Genuine inflation is going to continue to rise

This isn’t some temporary cyclical blip: it going to continue.  And the majority of people have no idea of the scale of the problem.

Globalisation has meant that billions of people elsewhere in the world have finally been able to compete for the Earth’s inherently limited resources – oil, fresh water, agricultural products, timber, metals, etc.  For centuries, markets for all of these things were completely dominated by people from developed countries. What we today call developed countries were the first to industrialise, and they used their technological and military superiority to build empires to dominate the acquisition of those resources.

Initially, developing countries were only able to catch up with the West in the relatively unskilled agricultural sector, as well as some extractive primary sectors like mining (capital often gave Western entities ownership of the profits form those industries anyway).  Increasingly, those countries moved into more lucrative manufacturing sectors too: think post-war Japan, the Four Asian Tiger economies of Hong Kong, Taiwan, South Korea and Singapore after that, and recently Brazil, India, Vietnam and Turkey.  Further technological advancements in telecommunications and travel mean that a tidal wave of people are now competing with Westerners for highly paid jobs in white-collar sectors: IT, engineering, and business services such as finance and consultancy.

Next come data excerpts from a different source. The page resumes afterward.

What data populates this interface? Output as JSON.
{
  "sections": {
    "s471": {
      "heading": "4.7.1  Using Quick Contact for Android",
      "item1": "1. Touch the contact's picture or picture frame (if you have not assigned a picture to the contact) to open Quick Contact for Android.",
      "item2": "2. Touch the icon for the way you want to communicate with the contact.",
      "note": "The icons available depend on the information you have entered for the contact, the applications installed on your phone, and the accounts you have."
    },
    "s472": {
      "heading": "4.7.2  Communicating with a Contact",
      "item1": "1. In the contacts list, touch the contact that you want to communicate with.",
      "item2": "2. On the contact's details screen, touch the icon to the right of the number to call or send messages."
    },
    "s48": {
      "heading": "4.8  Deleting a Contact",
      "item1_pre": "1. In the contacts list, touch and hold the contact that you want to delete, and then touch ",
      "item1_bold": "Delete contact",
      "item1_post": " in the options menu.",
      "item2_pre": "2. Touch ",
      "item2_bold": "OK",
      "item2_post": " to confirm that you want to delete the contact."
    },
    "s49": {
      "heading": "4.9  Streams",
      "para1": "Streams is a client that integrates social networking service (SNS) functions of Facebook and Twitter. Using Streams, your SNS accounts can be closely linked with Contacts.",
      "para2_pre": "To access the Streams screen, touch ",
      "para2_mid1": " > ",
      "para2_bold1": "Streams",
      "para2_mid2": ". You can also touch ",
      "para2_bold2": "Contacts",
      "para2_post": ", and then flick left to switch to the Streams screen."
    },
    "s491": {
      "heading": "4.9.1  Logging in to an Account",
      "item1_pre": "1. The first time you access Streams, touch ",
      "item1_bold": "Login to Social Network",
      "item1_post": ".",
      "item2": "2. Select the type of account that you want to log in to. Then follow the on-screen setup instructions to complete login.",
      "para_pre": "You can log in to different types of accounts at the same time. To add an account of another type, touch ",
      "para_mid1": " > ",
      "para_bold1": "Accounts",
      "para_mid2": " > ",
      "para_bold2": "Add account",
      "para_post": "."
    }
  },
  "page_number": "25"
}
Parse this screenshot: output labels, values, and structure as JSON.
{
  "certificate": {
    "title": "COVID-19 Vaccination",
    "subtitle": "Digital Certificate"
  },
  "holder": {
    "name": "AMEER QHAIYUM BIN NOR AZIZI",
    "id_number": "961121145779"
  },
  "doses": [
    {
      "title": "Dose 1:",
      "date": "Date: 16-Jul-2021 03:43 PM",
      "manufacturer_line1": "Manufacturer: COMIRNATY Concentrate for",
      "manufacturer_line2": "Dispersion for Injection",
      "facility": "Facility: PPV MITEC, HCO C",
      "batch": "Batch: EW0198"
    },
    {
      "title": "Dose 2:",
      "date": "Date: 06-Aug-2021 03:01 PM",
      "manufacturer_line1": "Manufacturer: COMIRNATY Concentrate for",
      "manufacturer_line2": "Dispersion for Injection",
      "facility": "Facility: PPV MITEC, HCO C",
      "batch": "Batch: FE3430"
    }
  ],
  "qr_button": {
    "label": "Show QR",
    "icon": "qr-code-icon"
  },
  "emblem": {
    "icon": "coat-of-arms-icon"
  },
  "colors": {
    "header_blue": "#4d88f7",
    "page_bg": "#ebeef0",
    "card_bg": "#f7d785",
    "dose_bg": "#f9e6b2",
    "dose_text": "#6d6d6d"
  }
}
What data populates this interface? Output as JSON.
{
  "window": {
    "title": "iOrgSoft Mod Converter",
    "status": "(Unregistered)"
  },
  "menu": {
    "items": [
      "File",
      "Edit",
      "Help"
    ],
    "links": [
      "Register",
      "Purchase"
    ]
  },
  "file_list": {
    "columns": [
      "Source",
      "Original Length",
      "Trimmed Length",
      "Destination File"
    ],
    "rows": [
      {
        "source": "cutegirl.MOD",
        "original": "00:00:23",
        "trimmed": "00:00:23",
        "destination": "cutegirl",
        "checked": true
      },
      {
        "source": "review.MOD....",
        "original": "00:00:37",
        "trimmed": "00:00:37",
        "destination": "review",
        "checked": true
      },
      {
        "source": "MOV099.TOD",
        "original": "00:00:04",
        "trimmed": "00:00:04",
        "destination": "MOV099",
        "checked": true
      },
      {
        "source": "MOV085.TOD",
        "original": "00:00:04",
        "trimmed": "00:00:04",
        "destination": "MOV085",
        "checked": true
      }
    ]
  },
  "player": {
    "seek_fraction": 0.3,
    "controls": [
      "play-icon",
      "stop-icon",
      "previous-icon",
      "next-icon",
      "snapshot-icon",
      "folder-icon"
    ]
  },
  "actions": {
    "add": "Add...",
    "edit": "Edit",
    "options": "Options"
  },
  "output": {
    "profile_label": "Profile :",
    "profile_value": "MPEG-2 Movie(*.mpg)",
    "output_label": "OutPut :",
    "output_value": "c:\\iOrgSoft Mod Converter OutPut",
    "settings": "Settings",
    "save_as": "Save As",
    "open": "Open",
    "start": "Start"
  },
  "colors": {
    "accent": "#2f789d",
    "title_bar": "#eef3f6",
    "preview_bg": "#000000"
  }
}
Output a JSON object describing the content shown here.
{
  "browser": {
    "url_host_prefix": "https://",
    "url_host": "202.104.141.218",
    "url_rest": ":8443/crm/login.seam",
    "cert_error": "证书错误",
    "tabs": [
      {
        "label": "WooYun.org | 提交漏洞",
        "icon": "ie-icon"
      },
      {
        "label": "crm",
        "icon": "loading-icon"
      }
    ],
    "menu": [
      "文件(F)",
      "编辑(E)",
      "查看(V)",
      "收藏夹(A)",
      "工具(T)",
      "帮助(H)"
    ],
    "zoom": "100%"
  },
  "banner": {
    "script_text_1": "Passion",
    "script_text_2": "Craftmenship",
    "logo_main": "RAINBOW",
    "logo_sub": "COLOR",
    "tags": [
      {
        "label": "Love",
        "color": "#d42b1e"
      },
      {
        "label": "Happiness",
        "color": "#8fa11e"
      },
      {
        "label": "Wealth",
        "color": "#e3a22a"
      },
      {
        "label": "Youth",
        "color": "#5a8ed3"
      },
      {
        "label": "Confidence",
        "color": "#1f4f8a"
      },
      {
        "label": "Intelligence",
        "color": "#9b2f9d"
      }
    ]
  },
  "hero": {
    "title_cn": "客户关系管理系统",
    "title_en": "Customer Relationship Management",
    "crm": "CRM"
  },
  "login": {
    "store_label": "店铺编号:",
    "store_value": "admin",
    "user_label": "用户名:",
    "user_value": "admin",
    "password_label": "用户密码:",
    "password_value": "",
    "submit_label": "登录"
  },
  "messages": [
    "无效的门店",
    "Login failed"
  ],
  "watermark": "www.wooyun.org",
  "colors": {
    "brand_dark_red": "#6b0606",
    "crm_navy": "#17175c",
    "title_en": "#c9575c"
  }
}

Countries that previously didn’t have a middle class at all now have one that numbers in the tens, even hundreds of millions.

So now, people in the developing world are increasingly able to compete for jobs and capital with those in the West.  That will mean the demand and “value” of Western labour will continue to go down, and the cost of resources is going to continue to go up. Genuine inflation, not the bullshit numbers you’re fed, relative to wage increases, is going to remain rampant.

“OK, whatever – do you have a point in all this?”

Yeah, I’ve got a few:

  • Inflation figures are bullshit, so if you didn’t get a pay rise of 7-10% or more last year, you’re poorer than you were.  And every year that happens, you’re going to continue to get poorer.
  • Inflation figures are bullshit because they’re used as the premise for government money-printing levels – which they need to maintain, to manage their debt levels.
  • This 10% market tantrum (which started in a week when 5 of the 6 biggest US market cap companies reported stellar, double-digit profit rises) is a message to the Fed and other central banks not to get off course.  They have no motivation not to heed it.
  • If you want to do better out of this system than the rest of the population, you need to own productive assets: businesses, shares, rental and commercial property and commodities.  You’re not going to keep up with actual inflation relying on your job to pay you more than 7-10% or hoping your government pension will ever allow you to survive.

I hope that didn’t depress you too much.